= Ministry of Environment and Climate Change (Qatar) =

Government ministry of Qatar

The Ministry of Environment and Climate Change was established by a ministerial decision attended by Sheikh Tamim bin Hamad Al Thani, Emir of the State No. 57 of 2021. The Ministry of Environment and Climate Change is a service ministry that specializes in achieving many goals, foremost of which is protecting the environment, preserving its resources, and reducing emissions that cause climate change.

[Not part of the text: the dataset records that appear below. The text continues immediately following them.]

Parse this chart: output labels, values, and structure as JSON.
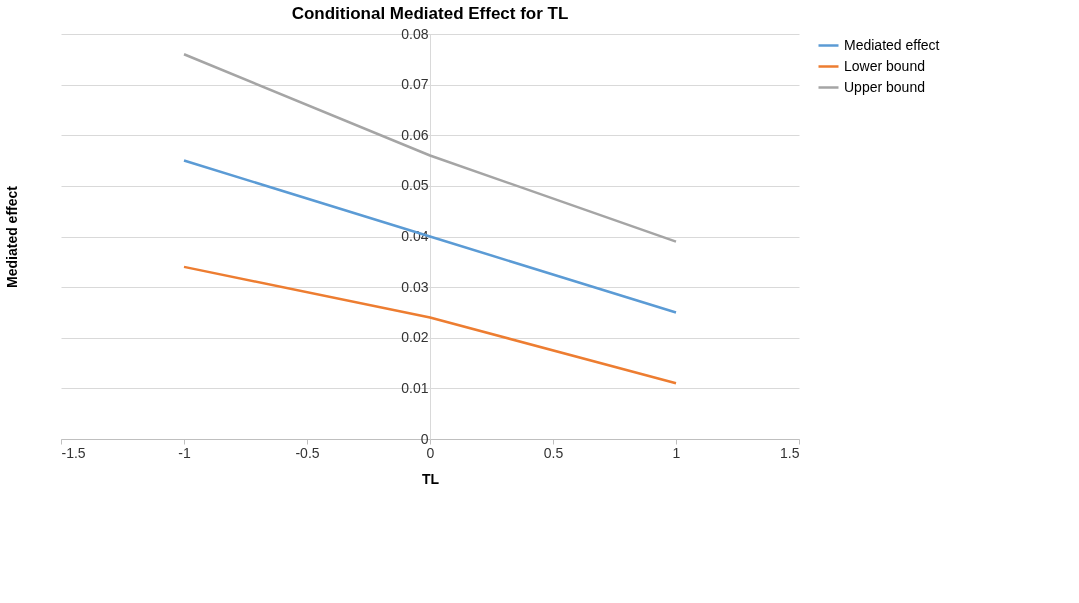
{
  "chart_data": {
    "type": "line",
    "title": "Conditional Mediated Effect for TL",
    "xlabel": "TL",
    "ylabel": "Mediated effect",
    "x": [
      -1,
      0,
      1
    ],
    "series": [
      {
        "name": "Mediated effect",
        "color": "#5b9bd5",
        "values": [
          0.055,
          0.04,
          0.025
        ]
      },
      {
        "name": "Lower bound",
        "color": "#ed7d31",
        "values": [
          0.034,
          0.024,
          0.011
        ]
      },
      {
        "name": "Upper bound",
        "color": "#a5a5a5",
        "values": [
          0.076,
          0.056,
          0.039
        ]
      }
    ],
    "xlim": [
      -1.5,
      1.5
    ],
    "xticks": [
      -1.5,
      -1,
      -0.5,
      0,
      0.5,
      1,
      1.5
    ],
    "ylim": [
      0,
      0.08
    ],
    "yticks": [
      0,
      0.01,
      0.02,
      0.03,
      0.04,
      0.05,
      0.06,
      0.07,
      0.08
    ],
    "grid": "y",
    "legend": "right",
    "marker": "none",
    "line_style": "solid"
  }
}
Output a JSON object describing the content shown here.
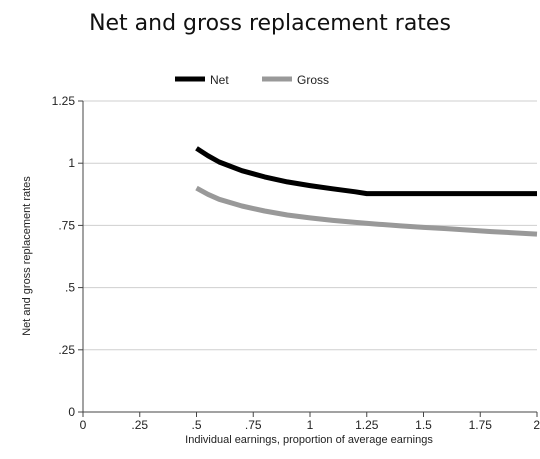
{
  "chart_data": {
    "type": "line",
    "title": "Net and gross replacement rates",
    "xlabel": "Individual earnings, proportion of average earnings",
    "ylabel": "Net and gross replacement rates",
    "xlim": [
      0,
      2
    ],
    "ylim": [
      0,
      1.25
    ],
    "x_ticks": [
      0,
      0.25,
      0.5,
      0.75,
      1,
      1.25,
      1.5,
      1.75,
      2
    ],
    "x_tick_labels": [
      "0",
      ".25",
      ".5",
      ".75",
      "1",
      "1.25",
      "1.5",
      "1.75",
      "2"
    ],
    "y_ticks": [
      0,
      0.25,
      0.5,
      0.75,
      1,
      1.25
    ],
    "y_tick_labels": [
      "0",
      ".25",
      ".5",
      ".75",
      "1",
      "1.25"
    ],
    "grid": "horizontal",
    "legend_position": "top",
    "series": [
      {
        "name": "Net",
        "color": "#000000",
        "x": [
          0.5,
          0.55,
          0.6,
          0.7,
          0.8,
          0.9,
          1.0,
          1.1,
          1.2,
          1.25,
          1.4,
          1.6,
          1.8,
          2.0
        ],
        "values": [
          1.06,
          1.03,
          1.005,
          0.97,
          0.945,
          0.925,
          0.91,
          0.897,
          0.885,
          0.878,
          0.878,
          0.878,
          0.878,
          0.878
        ]
      },
      {
        "name": "Gross",
        "color": "#999999",
        "x": [
          0.5,
          0.55,
          0.6,
          0.7,
          0.8,
          0.9,
          1.0,
          1.1,
          1.2,
          1.3,
          1.4,
          1.5,
          1.6,
          1.8,
          2.0
        ],
        "values": [
          0.9,
          0.875,
          0.855,
          0.828,
          0.808,
          0.792,
          0.78,
          0.77,
          0.762,
          0.755,
          0.748,
          0.742,
          0.737,
          0.725,
          0.715
        ]
      }
    ]
  }
}
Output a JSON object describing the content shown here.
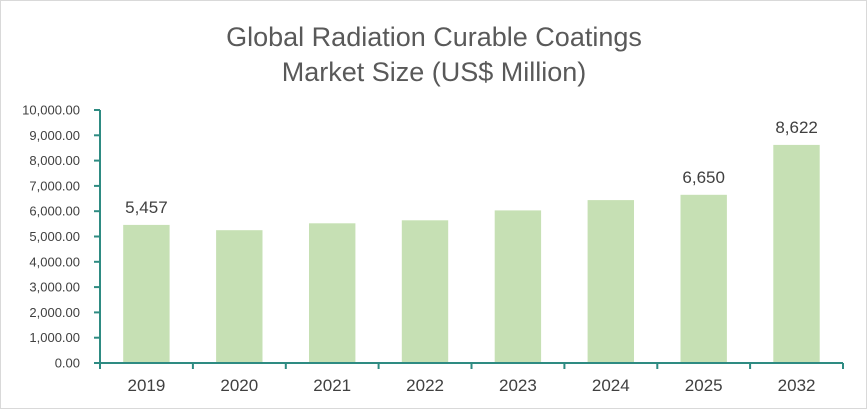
{
  "chart_data": {
    "type": "bar",
    "title_lines": [
      "Global Radiation Curable Coatings",
      "Market Size (US$ Million)"
    ],
    "categories": [
      "2019",
      "2020",
      "2021",
      "2022",
      "2023",
      "2024",
      "2025",
      "2032"
    ],
    "values": [
      5457,
      5250,
      5520,
      5640,
      6030,
      6440,
      6650,
      8622
    ],
    "data_labels": [
      {
        "index": 0,
        "text": "5,457"
      },
      {
        "index": 6,
        "text": "6,650"
      },
      {
        "index": 7,
        "text": "8,622"
      }
    ],
    "yticks": [
      "0.00",
      "1,000.00",
      "2,000.00",
      "3,000.00",
      "4,000.00",
      "5,000.00",
      "6,000.00",
      "7,000.00",
      "8,000.00",
      "9,000.00",
      "10,000.00"
    ],
    "ylim": [
      0,
      10000
    ],
    "xlabel": "",
    "ylabel": "",
    "grid": false,
    "legend": "none",
    "colors": {
      "bar": "#c6e0b4",
      "axis": "#2e8b82",
      "text": "#404040",
      "title": "#595959"
    }
  }
}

The current Minister is Abdulla bin Abdulaziz bin Turki Al Subaie.

== Ministry tasks ==
The Ministry of Environment and Climate Change is concerned with everything related to the affairs of the environment and climate change, and in particular it shall have the following:

- Propose and implement public policies to protect the environment and reduce emissions that cause climate change.
- Conducting and evaluating the studies necessary to protect the environment.
- Supporting and developing institutions that work on developing public awareness about the importance of preserving and protecting the environment.
- Encouraging the use of technological developments to support and protect the environment.
- Development of wildlife and marine life, protection of their natural habitats, and follow up of related activities.
- Controlling the handling of chemical and radioactive materials, and managing radioactive waste, follow up on the peaceful uses of nuclear energy.
- Promote the environmentally friendly uses of treated wastewater and recycled solid waste.
- Issuing environmental licenses for industrial development projects.
- Monitoring industrial environmental violations and conducting the necessary inspections
- Managing and supervising nature reserves.